I first got sober in 1997 at age 30 after a felony arrest in law school as a commissioned Marine Officer. Met my wife 7 months sober. Spent 2 years sorting out major legal/career/personal troubles and had a solid foundation of sobriety when the skies parted, my sober life began, and my career in the Marines was allowed to begin. Personal and professional growth ensued, five healthy children were born, promotions and military moves ensued. Tours in Iraq and Afghanistan followed. But AA attendance fell off and spiritual growth stalled.
In 2011, after redeployment from Afghanistan, God’s primary mechanism for blessing my life, His conduit for disciplining me in every sense of the word (training and instruction; using punishment to correct disobedience; comittment to constant practice regardless of emotional state) – i.e., the Marine Corps – became a malevolent force in my distorted thinking. That main instrument of God’s blessing in my life, to a mind filled with fear, was going to chew me up and spit me out. It was going to do great damage to me with no second thought. And I had to leave it.
The warfighting organization that had grown me from a 28 year old drunk, undisciplined child, no different than a child in Walmart throwing a fit who simply needs a good spanking (“For whom the LORD loveth He correcteth; even as a father the son in whom he delighteth.” Proverbs 3:12), into a sober 44 year old Christian husband, father, Marine officer, who knew duty, commitment, and work, was now my enemy in my brain. But it was my brain that was my enemy.

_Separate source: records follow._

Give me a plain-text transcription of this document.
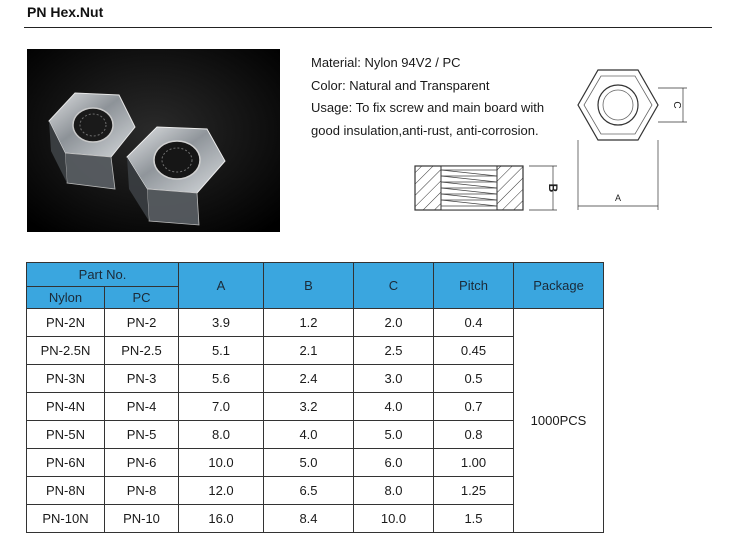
PN Hex.Nut
Material: Nylon 94V2 / PC
Color: Natural and Transparent
Usage: To fix screw and main board with
good insulation,anti-rust, anti-corrosion.
B
C
A
Part No.		A	B	C	Pitch	Package
Nylon	PC					
PN-2N	PN-2	3.9	1.2	2.0	0.4	1000PCS
PN-2.5N	PN-2.5	5.1	2.1	2.5	0.45	
PN-3N	PN-3	5.6	2.4	3.0	0.5	
PN-4N	PN-4	7.0	3.2	4.0	0.7	
PN-5N	PN-5	8.0	4.0	5.0	0.8	
PN-6N	PN-6	10.0	5.0	6.0	1.00	
PN-8N	PN-8	12.0	6.5	8.0	1.25	
PN-10N	PN-10	16.0	8.4	10.0	1.5	
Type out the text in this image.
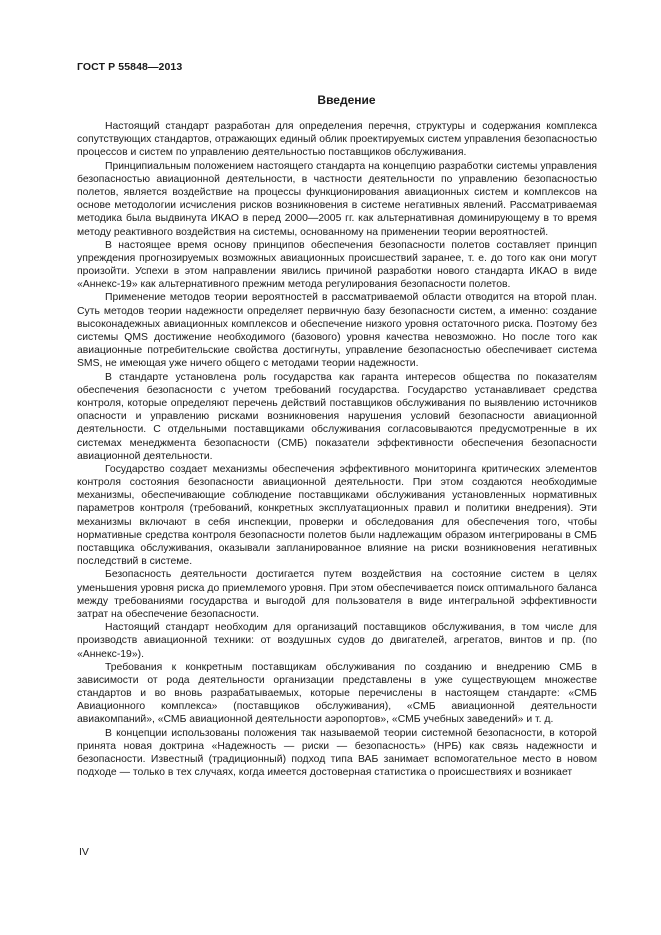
ГОСТ Р 55848—2013
Введение

Настоящий стандарт разработан для определения перечня, структуры и содержания комплекса сопутствующих стандартов, отражающих единый облик проектируемых систем управления безопасностью процессов и систем по управлению деятельностью поставщиков обслуживания.

Принципиальным положением настоящего стандарта на концепцию разработки системы управления безопасностью авиационной деятельности, в частности деятельности по управлению безопасностью полетов, является воздействие на процессы функционирования авиационных систем и комплексов на основе методологии исчисления рисков возникновения в системе негативных явлений. Рассматриваемая методика была выдвинута ИКАО в перед 2000—2005 гг. как альтернативная доминирующему в то время методу реактивного воздействия на системы, основанному на применении теории вероятностей.

В настоящее время основу принципов обеспечения безопасности полетов составляет принцип упреждения прогнозируемых возможных авиационных происшествий заранее, т. е. до того как они могут произойти. Успехи в этом направлении явились причиной разработки нового стандарта ИКАО в виде «Аннекс-19» как альтернативного прежним метода регулирования безопасности полетов.

Применение методов теории вероятностей в рассматриваемой области отводится на второй план. Суть методов теории надежности определяет первичную базу безопасности систем, а именно: создание высоконадежных авиационных комплексов и обеспечение низкого уровня остаточного риска. Поэтому без системы QMS достижение необходимого (базового) уровня качества невозможно. Но после того как авиационные потребительские свойства достигнуты, управление безопасностью обеспечивает система SMS, не имеющая уже ничего общего с методами теории надежности.

В стандарте установлена роль государства как гаранта интересов общества по показателям обеспечения безопасности с учетом требований государства. Государство устанавливает средства контроля, которые определяют перечень действий поставщиков обслуживания по выявлению источников опасности и управлению рисками возникновения нарушения условий безопасности авиационной деятельности. С отдельными поставщиками обслуживания согласовываются предусмотренные в их системах менеджмента безопасности (СМБ) показатели эффективности обеспечения безопасности авиационной деятельности.

Государство создает механизмы обеспечения эффективного мониторинга критических элементов контроля состояния безопасности авиационной деятельности. При этом создаются необходимые механизмы, обеспечивающие соблюдение поставщиками обслуживания установленных нормативных параметров контроля (требований, конкретных эксплуатационных правил и политики внедрения). Эти механизмы включают в себя инспекции, проверки и обследования для обеспечения того, чтобы нормативные средства контроля безопасности полетов были надлежащим образом интегрированы в СМБ поставщика обслуживания, оказывали запланированное влияние на риски возникновения негативных последствий в системе.

Безопасность деятельности достигается путем воздействия на состояние систем в целях уменьшения уровня риска до приемлемого уровня. При этом обеспечивается поиск оптимального баланса между требованиями государства и выгодой для пользователя в виде интегральной эффективности затрат на обеспечение безопасности.

Настоящий стандарт необходим для организаций поставщиков обслуживания, в том числе для производств авиационной техники: от воздушных судов до двигателей, агрегатов, винтов и пр. (по «Аннекс-19»).

Требования к конкретным поставщикам обслуживания по созданию и внедрению СМБ в зависимости от рода деятельности организации представлены в уже существующем множестве стандартов и во вновь разрабатываемых, которые перечислены в настоящем стандарте: «СМБ Авиационного комплекса» (поставщиков обслуживания), «СМБ авиационной деятельности авиакомпаний», «СМБ авиационной деятельности аэропортов», «СМБ учебных заведений» и т. д.

В концепции использованы положения так называемой теории системной безопасности, в которой принята новая доктрина «Надежность — риски — безопасность» (НРБ) как связь надежности и безопасности. Известный (традиционный) подход типа ВАБ занимает вспомогательное место в новом подходе — только в тех случаях, когда имеется достоверная статистика о происшествиях и возникает

IV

Six months after I got home from Afghanistan I left active duty, transitioned to the Marine Reserves, and found a civilian DoD job. I had already relapsed but didn’t even know it. Six months after that, working as a civilian attorney for the Dept of the Air Force, during my first drill weekend, I was drunk. It was OK, I was just going to take a break, blow off some steam, then step back into AA and start over. No lies, no deceit, just take a white chip and start over. I deserved a break. I would give myself 6 months. I fucking deserved it.
Just over 12 years, five residential treatment centers and countless vain attempts to achieve long-term sobriety later, I found myself at Warriors Heart, Milford Virginia, for what would will be my sixth and final attempt at RTC. I had heard of Warriors Heart from a sober Marine veteran at my local gym in Midlothian, Virginia. A young man with a beautiful service dog, I approached him and, as I often do, I over-shared about the miserable state of all my affairs. He asked if I knew about Warriors Heart and I said “NO” but was already hooked. I knew I’d end up there, whatever it was.
About 5 years later I asked for help through the VA and landed in Milford at the door of Warriors Heart through private insurance and a donor. It was so remarkable, so utterly transformative, that I found myself agreeing, no – requesting, wanting – to follow my 6 weeks in RTC with 2 months of IOP at the Warriors Lodge, Warriors Heart’s sober living facility in Bandera, Texas.
I got home to the Richmond area yesterday from the Lodge and am excited to continue my sober journey with a solid recovery community in the Richmond area. My sobriety date is January 19, 2024. My home group is Suffered Enough, Midlothian, VA. I have a sponsor, and I look forward to sponsoring men once I have worked all twelve steps, in order, under the direction of my sponsor Bill K. Thank you, God Bless you, Semper Fidelis, and God Bless America.